The Amateur Eye – Nothing Doing?

In the mind of the beginner: Nothing Doing is the drive to say: I got to do something.  Doing something just to do it is not the right answer.  You got to have some sense of the whole position.  You examine the pawn structure.  As I have noted in many of the games, the endgames often produce pawn islands. Good or bad for the position? The answer is that the side having fewer pawn islands has a pawn power edge.  Are there any open files possible?  That is where your Rooks (Castles) go or perhaps to support a pawn advance.  Files will not be opened without pawn attacks on the board striking into the enemy and force exchanges or blockading which in either case can give a space edge. If you examine the games I show, you notice the players eye the whole board structure. For example, World Champion Magnus Carlson’s play often show his planning concepts described herein.  Another player I admired greatly including the greats of years past was Petrosian before and as World Champion.  Many great players came up through an apprenticeship toward mastery of the game.  That fact should be a stimulus for youngsters learning the game.  You start with the basics and then build on theories known seemingly for ever among the chess giants of the world.  Children now have the benefits of great books of past champions, coaching, computers, and greater opportunities to compete either for practice or tournaments.

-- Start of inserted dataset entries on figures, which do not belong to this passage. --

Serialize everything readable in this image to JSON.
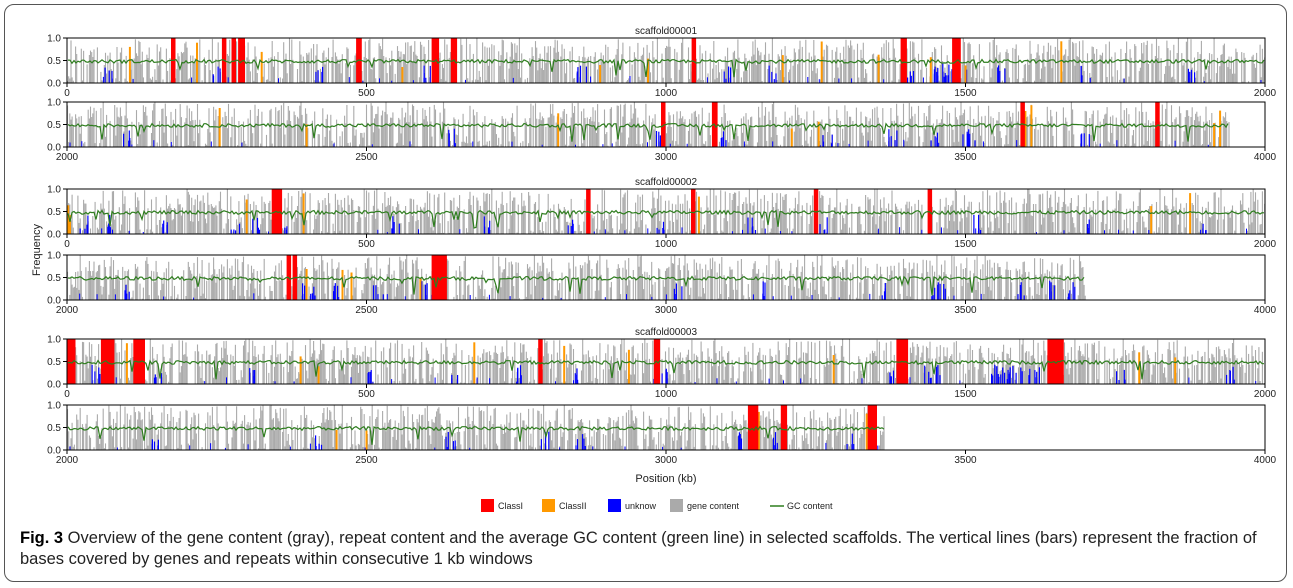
{
  "figure": {
    "caption_label": "Fig. 3",
    "caption_text": " Overview of the gene content (gray), repeat content and the average GC content (green line) in selected scaffolds. The vertical lines (bars) represent the fraction of bases covered by genes and repeats within consecutive 1 kb windows"
  },
  "chart_data": {
    "type": "bar",
    "ylabel": "Frequency",
    "xlabel": "Position (kb)",
    "ylim": [
      0,
      1.0
    ],
    "yticks": [
      "0.0",
      "0.5",
      "1.0"
    ],
    "series_colors": {
      "ClassI": "#ff0000",
      "ClassII": "#ff9900",
      "unknow": "#0000ff",
      "gene content": "#aaaaaa",
      "GC content": "#2e7d1e"
    },
    "legend": [
      {
        "name": "ClassI",
        "kind": "box",
        "color": "#ff0000"
      },
      {
        "name": "ClassII",
        "kind": "box",
        "color": "#ff9900"
      },
      {
        "name": "unknow",
        "kind": "box",
        "color": "#0000ff"
      },
      {
        "name": "gene content",
        "kind": "box",
        "color": "#aaaaaa"
      },
      {
        "name": "GC content",
        "kind": "line",
        "color": "#2e7d1e"
      }
    ],
    "legend_position": "bottom-center",
    "gc_mean": 0.48,
    "panels": [
      {
        "scaffold": "scaffold00001",
        "xlim": [
          0,
          2000
        ],
        "xticks": [
          "0",
          "500",
          "1000",
          "1500",
          "2000"
        ],
        "data_end": 2000,
        "classI": [
          177,
          262,
          278,
          289,
          290,
          293,
          486,
          488,
          612,
          614,
          617,
          644,
          647,
          1046,
          1395,
          1398,
          1481,
          1485,
          1488
        ],
        "classII": [
          105,
          217,
          325,
          560,
          890,
          970,
          1195,
          1260,
          1355,
          1442,
          1500,
          1660
        ],
        "unknow": [
          70,
          250,
          420,
          600,
          860,
          1100,
          1180,
          1410,
          1448,
          1455,
          1463,
          1471,
          1495,
          1560,
          1700,
          1880
        ]
      },
      {
        "scaffold": "",
        "xlim": [
          2000,
          4000
        ],
        "xticks": [
          "2000",
          "2500",
          "3000",
          "3500",
          "4000"
        ],
        "data_end": 3940,
        "classI": [
          2995,
          3080,
          3082,
          3595,
          3820
        ],
        "classII": [
          2255,
          2400,
          2820,
          3210,
          3255,
          3600,
          3610,
          3915,
          3925
        ],
        "unknow": [
          2100,
          2640,
          2985,
          3100,
          3270,
          3380,
          3450,
          3500,
          3510,
          3700
        ]
      },
      {
        "scaffold": "scaffold00002",
        "xlim": [
          0,
          2000
        ],
        "xticks": [
          "0",
          "500",
          "1000",
          "1500",
          "2000"
        ],
        "data_end": 2000,
        "classI": [
          345,
          350,
          352,
          355,
          870,
          1045,
          1250,
          1440
        ],
        "classII": [
          2,
          5,
          300,
          395,
          1055,
          1810,
          1875
        ],
        "unknow": [
          30,
          75,
          160,
          280,
          315,
          360,
          550,
          700,
          840,
          990,
          1145,
          1265,
          1520,
          1700,
          1900
        ]
      },
      {
        "scaffold": "",
        "xlim": [
          2000,
          4000
        ],
        "xticks": [
          "2000",
          "2500",
          "3000",
          "3500",
          "4000"
        ],
        "data_end": 3700,
        "classI": [
          2370,
          2380,
          2612,
          2618,
          2625,
          2630
        ],
        "classII": [
          2400,
          2460,
          2475,
          2590
        ],
        "unknow": [
          2100,
          2390,
          2415,
          2450,
          2520,
          2600,
          3020,
          3160,
          3360,
          3450,
          3460,
          3590,
          3640,
          3680
        ]
      },
      {
        "scaffold": "scaffold00003",
        "xlim": [
          0,
          2000
        ],
        "xticks": [
          "0",
          "500",
          "1000",
          "1500",
          "2000"
        ],
        "data_end": 2000,
        "classI": [
          3,
          6,
          10,
          60,
          63,
          66,
          69,
          72,
          75,
          114,
          117,
          120,
          123,
          126,
          790,
          983,
          986,
          1388,
          1392,
          1396,
          1400,
          1640,
          1645,
          1650,
          1655,
          1660
        ],
        "classII": [
          100,
          390,
          420,
          680,
          830,
          938,
          1280,
          1645,
          1790,
          1850
        ],
        "unknow": [
          50,
          150,
          310,
          510,
          650,
          760,
          850,
          1000,
          1380,
          1440,
          1450,
          1545,
          1560,
          1570,
          1580,
          1600,
          1620,
          1760,
          1940
        ]
      },
      {
        "scaffold": "",
        "xlim": [
          2000,
          4000
        ],
        "xticks": [
          "2000",
          "2500",
          "3000",
          "3500",
          "4000"
        ],
        "data_end": 3365,
        "classI": [
          3140,
          3143,
          3146,
          3150,
          3195,
          3198,
          3340,
          3345,
          3348
        ],
        "classII": [
          2450,
          2500,
          3155,
          3335
        ],
        "unknow": [
          2150,
          2420,
          2640,
          2800,
          2860,
          3125,
          3180,
          3310
        ]
      }
    ]
  }
}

I am often asked what players’ games had the greatest influence on my own play and interest.  That goes hand in hand, the idea of interest to study and learn from the great players of the past. That always finds interest at the top.  I want to enjoy the play of the old times, players, tournaments and their arrangements for tournaments and matches.

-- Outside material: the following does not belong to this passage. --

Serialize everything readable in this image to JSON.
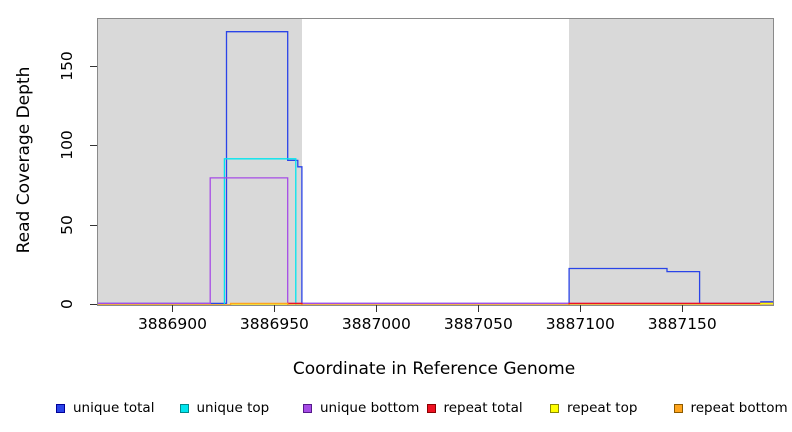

In being up-to-date, I try to examine the art of chess, writings, and how the modern age of computers has made analysis and commentary more thorough.  For me, personally, I look at computer analysis as tiring.  I really don’t care about 10-20 moves analysis of which some is junky boring and having nothing to do with the actual play on the board between players in play time.  I had my own way to prepare for tournaments which often rested from studying the games of Rubinstein, Marshall, Capablanca, Alekhine, Lasker, Smyslov, Botvinnik, Reshevsky, Petrosian, Tal, Fischer, Spassky, Bronstein.  In my youth I was interested in chess history of the Staunton and Morphy era players.

On Staunton, I believe him to be badly abused by American authors. Read my columns on the Staunton and Morphy era.  Another player who was attacked by Horowitz of Chess Review was Alexander Alekhine due to his European life as World Champion and having to survive in the Nazi propaganda era.